Less than a year until the 20th anniversary. Great work, great site. Can’t wait for the celebration!
I’m a youngster here. I started lurking on 9/11 but didn’t get the courage to join for a long time. You guys were intimidating.
Mr. Robinson. I feel honored to give your great comment a reply.
Freerepublic helped me deal with stress caused by leftists in Berkeley in 1997.
Tim Berners Lee’s excellent invention helped us deal with stress from newspapers, televisions and radios in 1991.
Craig Newmark’s excellent list helped us ignore newspaper classifieds in 1995.
I remember when Kinko’s in Berkeley in 1995 had a new “web” thing that allowed people to sit at the computer, get help with something called “Netscape” and then see pictures from Mars slowly unfold. Amazing.
I wasn’t even 11 years old yet.
I was surfing Compuserve bulletin boards back then.
Bless you Jim for this effort of Love...
I became a “FREEPER” on Nov 9, 1998, and never regretted it.
Before the internet I used dial up modems to access corporate and university servers.
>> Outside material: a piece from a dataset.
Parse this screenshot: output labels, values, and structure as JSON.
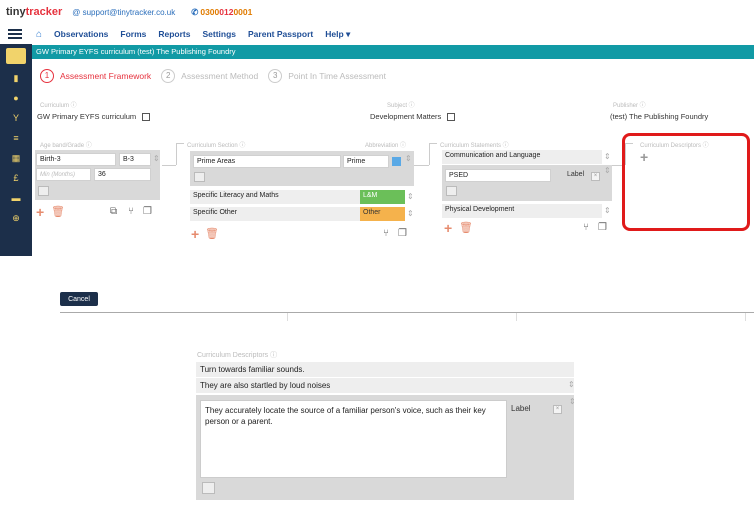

We called this service bulletin boards. The intetnet was similar except without dial up. Packets were used for the network.
I first used the internet in 1994. IBM was a good web site.
I began lurking on FR during the summer of 1997.
Having found the online world in 1993 at a Quantum Leap TV show convention, I found FR for the 2000 presidential race after Rush mentioned FR often. Thanks, Jim!
Can we start planning the party now?
A great, great, life-changing day for so many of us!
At 82 my memory is a little shot but I remember the sound of the dialup modem to connect to compuserve and remember my nerdy nephew calling me about a guy named Mark? Andreesen and a site called Netscape and the rest is mental overload. My only regret is not signing up sooner! (bragging rights)
After I read Alfred Nobel’s will, I thought that it was kind of ridiculous - in the sense that the outstanding scientific advances were generally profitable. Nobel created his advance, dynamite, and he made enough money to fund the Nobel prizes in perpetuity.IMHO the WWW is an excellent example of an advance which did NOT make its inventor rich. And, therefore, Tim Berners Lee should be awarded a Nobel Prize, hands down.